December 20, 2016
1. Tillerson’s Potential Pay Day?
After more than 40 years at Exxon, Rex Tillerson could potentially step down as CEO, just months before he is eligible for retirement, in order to take the Secretary of State position in Donald Trump’s cabinet. Technically, if Tillerson relinquishes his post before he turns 65 in March 2017, he would be ineligible to receive the unvested equity he holds in the company—which today is worth nearly $185 million. If Tillerson is confirmed and takes the State Department job, the board will be in the unenviable position of deciding whether to accelerate the vesting of that stock—which initially was meant to be paid out over 10 years—and provide its CEO with a windfall as he enters public service.

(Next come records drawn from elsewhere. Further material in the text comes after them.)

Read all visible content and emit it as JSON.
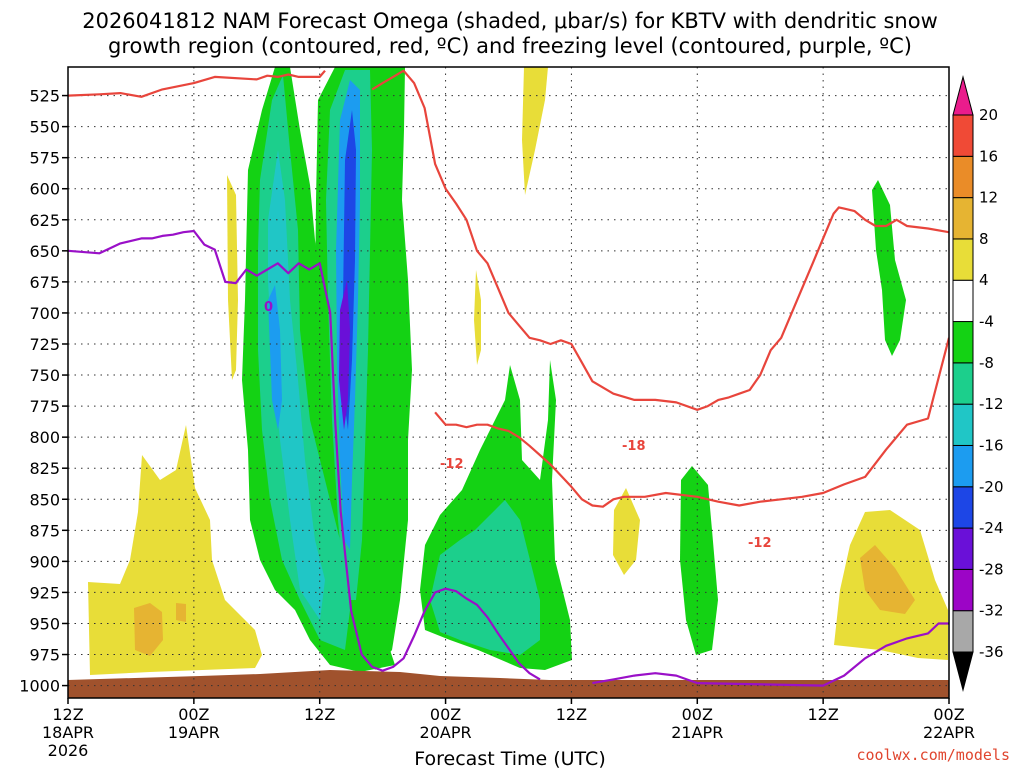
{
  "chart_data": {
    "type": "heatmap",
    "title_line1": "2026041812 NAM Forecast Omega (shaded, μbar/s) for KBTV with dendritic snow",
    "title_line2": "growth region (contoured, red, ºC) and freezing level (contoured, purple, ºC)",
    "xlabel": "Forecast Time (UTC)",
    "credit": "coolwx.com/models",
    "y_ticks": [
      "525",
      "550",
      "575",
      "600",
      "625",
      "650",
      "675",
      "700",
      "725",
      "750",
      "775",
      "800",
      "825",
      "850",
      "875",
      "900",
      "925",
      "950",
      "975",
      "1000"
    ],
    "y_range_mb": [
      502,
      1010
    ],
    "x_range_hours": [
      0,
      84
    ],
    "x_ticks": [
      {
        "hour": 0,
        "line1": "12Z",
        "line2": "18APR",
        "line3": "2026"
      },
      {
        "hour": 12,
        "line1": "00Z",
        "line2": "19APR",
        "line3": ""
      },
      {
        "hour": 24,
        "line1": "12Z",
        "line2": "",
        "line3": ""
      },
      {
        "hour": 36,
        "line1": "00Z",
        "line2": "20APR",
        "line3": ""
      },
      {
        "hour": 48,
        "line1": "12Z",
        "line2": "",
        "line3": ""
      },
      {
        "hour": 60,
        "line1": "00Z",
        "line2": "21APR",
        "line3": ""
      },
      {
        "hour": 72,
        "line1": "12Z",
        "line2": "",
        "line3": ""
      },
      {
        "hour": 84,
        "line1": "00Z",
        "line2": "22APR",
        "line3": ""
      }
    ],
    "colorbar": {
      "levels": [
        {
          "label": "-36",
          "color": "#000000"
        },
        {
          "label": "-32",
          "color": "#a8a8a8"
        },
        {
          "label": "-28",
          "color": "#9c05c6"
        },
        {
          "label": "-24",
          "color": "#6a10d8"
        },
        {
          "label": "-20",
          "color": "#1d46e6"
        },
        {
          "label": "-16",
          "color": "#1c9cf0"
        },
        {
          "label": "-12",
          "color": "#20c6c6"
        },
        {
          "label": "-8",
          "color": "#1ccf8c"
        },
        {
          "label": "-4",
          "color": "#14d214"
        },
        {
          "label": "4",
          "color": "#ffffff"
        },
        {
          "label": "8",
          "color": "#e8dd38"
        },
        {
          "label": "12",
          "color": "#e6b432"
        },
        {
          "label": "16",
          "color": "#ea8c28"
        },
        {
          "label": "20",
          "color": "#f04a36"
        },
        {
          "label": "",
          "color": "#ea1c8c"
        }
      ]
    },
    "red_contour_labels": [
      "-12",
      "-18",
      "-12"
    ],
    "purple_contour_label": "0",
    "series": [
      {
        "name": "freezing level 0C (mb)",
        "color": "#9a10c8",
        "hours": [
          0,
          3,
          5,
          7,
          8,
          9,
          10,
          11,
          12,
          13,
          14,
          15,
          16,
          17,
          18,
          19,
          20,
          21,
          22,
          23,
          24,
          25,
          25.5,
          26,
          26.5,
          27,
          28,
          29,
          30,
          31,
          32,
          33,
          34,
          35,
          36,
          37,
          38,
          39,
          40,
          41,
          42,
          43,
          44,
          45
        ],
        "mb": [
          650,
          652,
          644,
          640,
          640,
          638,
          637,
          635,
          634,
          645,
          649,
          675,
          676,
          665,
          670,
          665,
          660,
          668,
          660,
          665,
          660,
          700,
          790,
          860,
          900,
          940,
          975,
          985,
          988,
          985,
          978,
          960,
          940,
          925,
          922,
          924,
          930,
          935,
          945,
          958,
          970,
          982,
          990,
          995
        ]
      },
      {
        "name": "freezing level 0C right (mb)",
        "color": "#9a10c8",
        "hours": [
          50,
          52,
          54,
          56,
          58,
          60,
          72,
          74,
          76,
          78,
          80,
          82,
          83,
          84
        ],
        "mb": [
          998,
          995,
          992,
          990,
          992,
          998,
          1000,
          992,
          978,
          968,
          962,
          958,
          950,
          950
        ]
      },
      {
        "name": "-12C top (mb)",
        "color": "#e8453c",
        "hours": [
          0,
          3,
          5,
          7,
          9,
          12,
          14,
          18,
          19,
          20,
          21,
          22,
          23,
          24,
          24.5
        ],
        "mb": [
          525,
          524,
          523,
          526,
          520,
          515,
          510,
          512,
          509,
          510,
          508,
          510,
          510,
          510,
          505
        ]
      },
      {
        "name": "-12C dendritic base (mb)",
        "color": "#e8453c",
        "hours": [
          35,
          36,
          37,
          38,
          39,
          40,
          41,
          42,
          43,
          44,
          46,
          48,
          49,
          50,
          51,
          52,
          53,
          55,
          57,
          60,
          62,
          64,
          66,
          68,
          70,
          72,
          74,
          76,
          78,
          80,
          82,
          84
        ],
        "mb": [
          780,
          790,
          790,
          792,
          790,
          790,
          793,
          795,
          800,
          807,
          822,
          840,
          850,
          855,
          856,
          850,
          848,
          848,
          845,
          848,
          852,
          855,
          852,
          850,
          848,
          845,
          838,
          832,
          810,
          790,
          785,
          720
        ]
      },
      {
        "name": "-18C contour (mb)",
        "color": "#e8453c",
        "hours": [
          29,
          30,
          31,
          32,
          33,
          34,
          35,
          36,
          37,
          38,
          39,
          40,
          41,
          42,
          43,
          44,
          45,
          46,
          47,
          48,
          49,
          50,
          52,
          54,
          56,
          58,
          60,
          61,
          62,
          63,
          64,
          65,
          66,
          67,
          68,
          69,
          70,
          71,
          72,
          73,
          73.5,
          74,
          75,
          76,
          77,
          78,
          79,
          80,
          82,
          84
        ],
        "mb": [
          520,
          515,
          510,
          505,
          515,
          535,
          580,
          600,
          612,
          625,
          650,
          660,
          680,
          700,
          710,
          720,
          722,
          725,
          722,
          725,
          740,
          755,
          765,
          770,
          770,
          772,
          778,
          775,
          770,
          768,
          765,
          762,
          750,
          730,
          720,
          700,
          680,
          660,
          640,
          620,
          615,
          616,
          618,
          625,
          630,
          630,
          625,
          630,
          632,
          635
        ]
      }
    ]
  }
}
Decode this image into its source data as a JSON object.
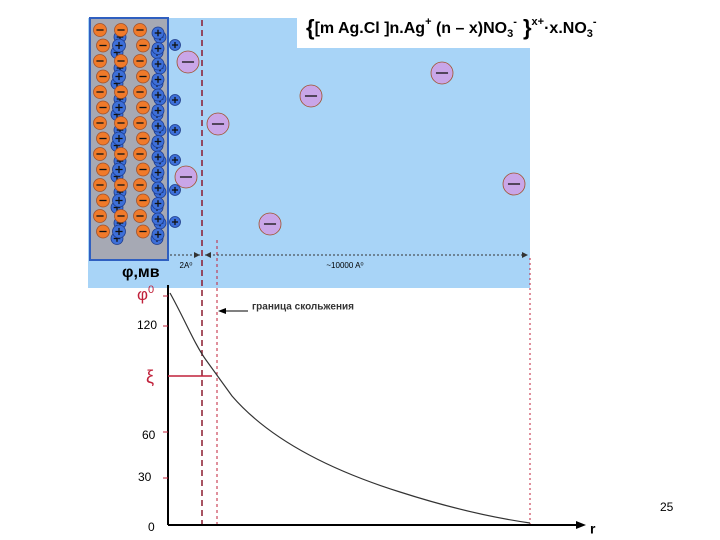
{
  "formula": {
    "parts": [
      {
        "text": "{",
        "kind": "brace"
      },
      {
        "text": "[m Ag.Cl ]n.Ag",
        "kind": "base"
      },
      {
        "text": "+",
        "kind": "sup"
      },
      {
        "text": " (n – x)NO",
        "kind": "base"
      },
      {
        "text": "3",
        "kind": "sub"
      },
      {
        "text": "-",
        "kind": "sup"
      },
      {
        "text": " }",
        "kind": "brace"
      },
      {
        "text": "x+",
        "kind": "sup"
      },
      {
        "text": "·x.NO",
        "kind": "base"
      },
      {
        "text": "3",
        "kind": "sub"
      },
      {
        "text": "-",
        "kind": "sup"
      }
    ]
  },
  "distances": {
    "inner": "2A⁰",
    "outer": "~10000 A⁰"
  },
  "axis": {
    "y_title": "φ,мв",
    "phi0": "φ",
    "phi0_sup": "0",
    "zeta": "ξ",
    "x_title": "r",
    "levels": [
      "120",
      "60",
      "30",
      "0"
    ]
  },
  "slip_label": "граница скольжения",
  "page_number": "25"
}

2. CEO turnover continues to make headlines
Back in October, several high-profile CEOs stepped down in the span of a week. After a lull in the politics-heavy news cycle of November, early December saw announcements creep up again, as Howard Schultz of Starbucks and Muhtar Kent at Coca-Cola both announced their departures from the CEO position. While there is typically some turnover at the end of the fiscal year, as of the current date, there have been 62 announced departures in the S&P 500 for 2016 alone—and another 13 planned for 2017 already. There were 56 total in 2015, which was already a four-year high.
3. Wells Fargo Chairman gets a pay raise
Two months after being named the Wells Fargo Chairman of the Board—following an unusual transition where the company split the CEO-Chair role and added a vice chairman—Stephen Sanger earned a 317% increase in his retainer to reach $250,000, up from $60,000 as lead independent director, reports the Charlotte Observer. It’s not clear if this amount includes equity, but either way, the pay package is not unusual—the median cash and equity retainer for a non-executive Chairman of the Board in the S&P 500 was $396,500 in 2015, according to a recent Equilar report. Sanger is also on the board of Pfizer, and earned a total of $382,027 in 2015, reports the Observer, which included $180,027 in stock and $202,000 in cash.
4. Microsoft defeats proxy access proposal
Proxy access has become a hot-button issue in the past few years, as shareholders want the opportunity to nominate members for the board. According to a recent Equilar report, in the past two years there have been 116 proxy access proposals, of which more than 60% have been approved. One of the recent proposals that failed occurred at Microsoft this month, reported The Wall Street Journal, garnering just 26% of the vote from shareholders and breaking from the larger trend.
5. Good governance goes global
A report by Farient Advisors and Global Governance and Executive Compensation Network suggests that corporate governance practices are not only becoming more common across borders, but are seeing some overlap as well. The study analyzed 17 countries across six continents.